86 There is no doubt that foreign law is a matter of fact reviewable on the standard of patent unreasonableness. As the Federal Court of Appeal held in Saini v. Canada (Minister of Citizenship & Immigration) (2001), [2002] 1 F.C. 200 (Fed. C.A.) at paragraph 26:
Foreign law is a question of fact, which must be proved to the satisfaction of the Court. Judicial findings about foreign law, therefore, have always been considered on appeal as questions of fact (see J.-G. Castel, Canadian Conflict of Laws, 4th ed. (Toronto: Butterworths, 1997), at page 155). Moreover, it is well settled that this Court will only interfere with a finding of fact, including a finding of fact with regard to expert evidence, if there has been a palpable and overriding error (See for example N.V. Bocimar S.A. v. Century Insurance Co. of Canada, [1987] 1 S.C.R. 1247; Stein et al. v. “Kathy K” et al. (The Ship), [1976] 2 S.C.R. 802).
See also: Magtibay v. Canada (Minister of Citizenship & Immigration), 2005 FC 397 (F.C.) at paragraph 15; Aung v. Canada (Minister of Citizenship & Immigration), 2006 FC 82 (F.C.) at paragraph 13; Buttar v. Canada (Minister of Citizenship & Immigration), 2006 FC 1281 (F.C.) at paragraph 9; Nur c. Canada (Ministre de la Citoyenneté & de l’Immigration), 2005 FC 636 (F.C.) at paragraph 30; Canada (Minister of Citizenship & Immigration) v. Choubak, 2006 FC 521 (F.C.).

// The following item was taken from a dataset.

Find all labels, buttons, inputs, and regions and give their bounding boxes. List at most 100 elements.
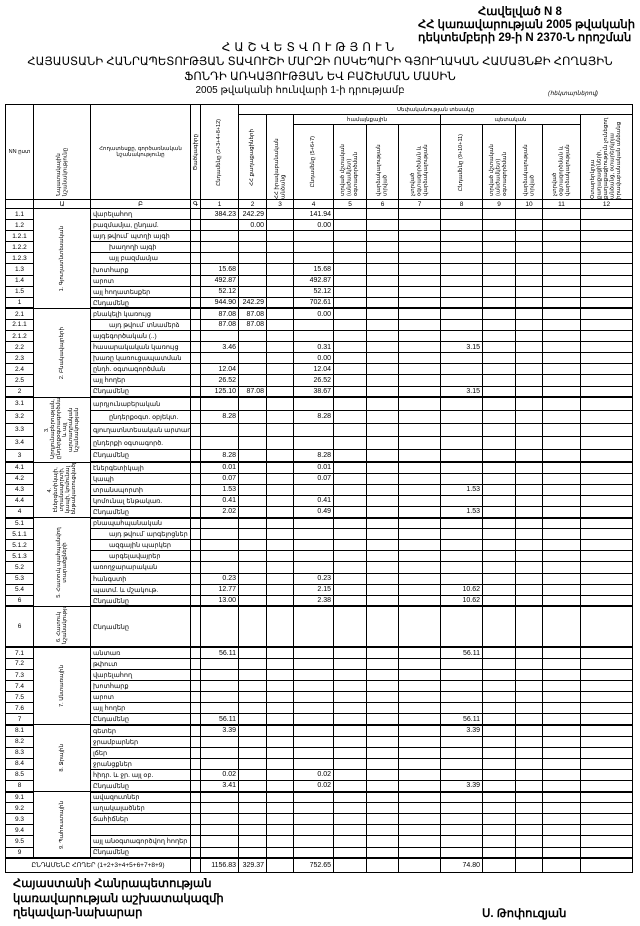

87 It is equally beyond dispute that assessing whether an assurance is reliable is a question of fact, reviewable on the standard of patent unreasonableness. The Supreme Court said so in both Ahani v. Canada (Minister of Citizenship & Immigration), [2002] 1 S.C.R. 72 (S.C.C.) at paragraph 17, and Suresh, above, at paragraph 39, where it stated:
As mentioned earlier, whether there is a substantial risk of torture if Suresh is deported is a threshold question. The threshold question here is in large part a fact-driven inquiry. It requires consideration of the human rights record of the home state, the personal risk faced by the claimant, any assurances that the claimant will not be tortured and their worth and, in that respect, the ability of the home state to control its own security forces, and more.
[...]
Such issues are largely outside the realm of expertise of reviewing courts and possess a negligible legal dimension. We are accordingly of the view that the threshold finding of whether Suresh faces a substantial risk of torture, as an aspect of the larger s. 53(1)(b) opinion, attracts deference by the reviewing court to the Minister’s decision. The court may not reweigh the factors considered by the Minister, but may intervene if the decision is not supported by the evidence or fails to consider the appropriate factors.

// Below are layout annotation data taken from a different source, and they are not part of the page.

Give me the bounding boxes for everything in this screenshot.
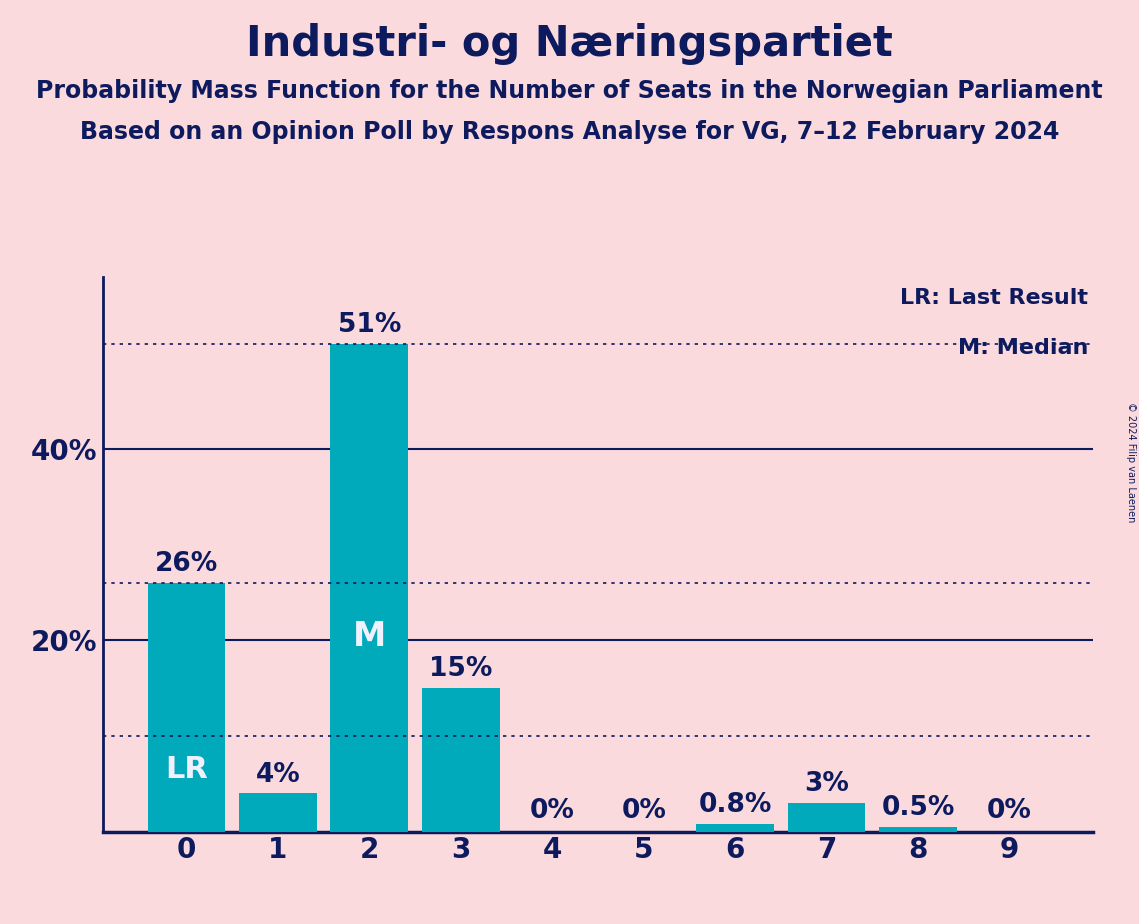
Text: 4%: 4%	[255, 761, 301, 787]
Text: 0.8%: 0.8%	[698, 792, 772, 819]
Text: 0.5%: 0.5%	[882, 795, 954, 821]
Bar	[696, 824, 775, 832]
Bar	[330, 344, 408, 832]
Bar	[879, 827, 957, 832]
Text: M: M	[353, 620, 386, 653]
Text: Based on an Opinion Poll by Respons Analyse for VG, 7–12 February 2024: Based on an Opinion Poll by Respons Anal…	[80, 120, 1059, 144]
Bar	[788, 803, 866, 832]
Text: © 2024 Filip van Laenen: © 2024 Filip van Laenen	[1126, 402, 1136, 522]
Text: 0%: 0%	[988, 798, 1032, 824]
Text: Probability Mass Function for the Number of Seats in the Norwegian Parliament: Probability Mass Function for the Number…	[36, 79, 1103, 103]
Text: 51%: 51%	[337, 312, 401, 338]
Text: 15%: 15%	[429, 656, 492, 683]
Text: Industri- og Næringspartiet: Industri- og Næringspartiet	[246, 23, 893, 65]
Text: 0%: 0%	[621, 798, 666, 824]
Text: 26%: 26%	[155, 552, 218, 578]
Bar	[421, 688, 500, 832]
Text: 0%: 0%	[530, 798, 575, 824]
Text: 3%: 3%	[804, 772, 849, 797]
Bar	[239, 794, 317, 832]
Bar	[148, 583, 226, 832]
Text: LR: Last Result: LR: Last Result	[901, 288, 1089, 309]
Text: LR: LR	[165, 755, 207, 784]
Text: M: Median: M: Median	[958, 338, 1089, 359]
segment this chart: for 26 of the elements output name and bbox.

88 Mr. Matas is certainly correct in asserting that a diplomatic note is more akin to an international law instrument than to a domestic law. In his affidavit, expert John Holmes described the note in this case as “a commitment of a political nature from one state to another.” Having said that, Mr. Holmes recognized that a diplomatic note is not binding in international law. Rather, it reflects one party’s intention to fulfill a specific undertaking.
89 I am aware of no case law dealing specifically with the standard of review applicable to interpreting such an instrument. In the above-quoted citation from Suresh, above, the Court appears to have focused more on the value to give a diplomatic note than on its interpretation. I have nevertheless concluded that, at least in this case, the interpretation of the assurances from Chinese authorities is so intertwined with the construction of Chinese law that it ought to be considered a question of fact, on which the PRRA officer was entitled to a considerable measure of deference.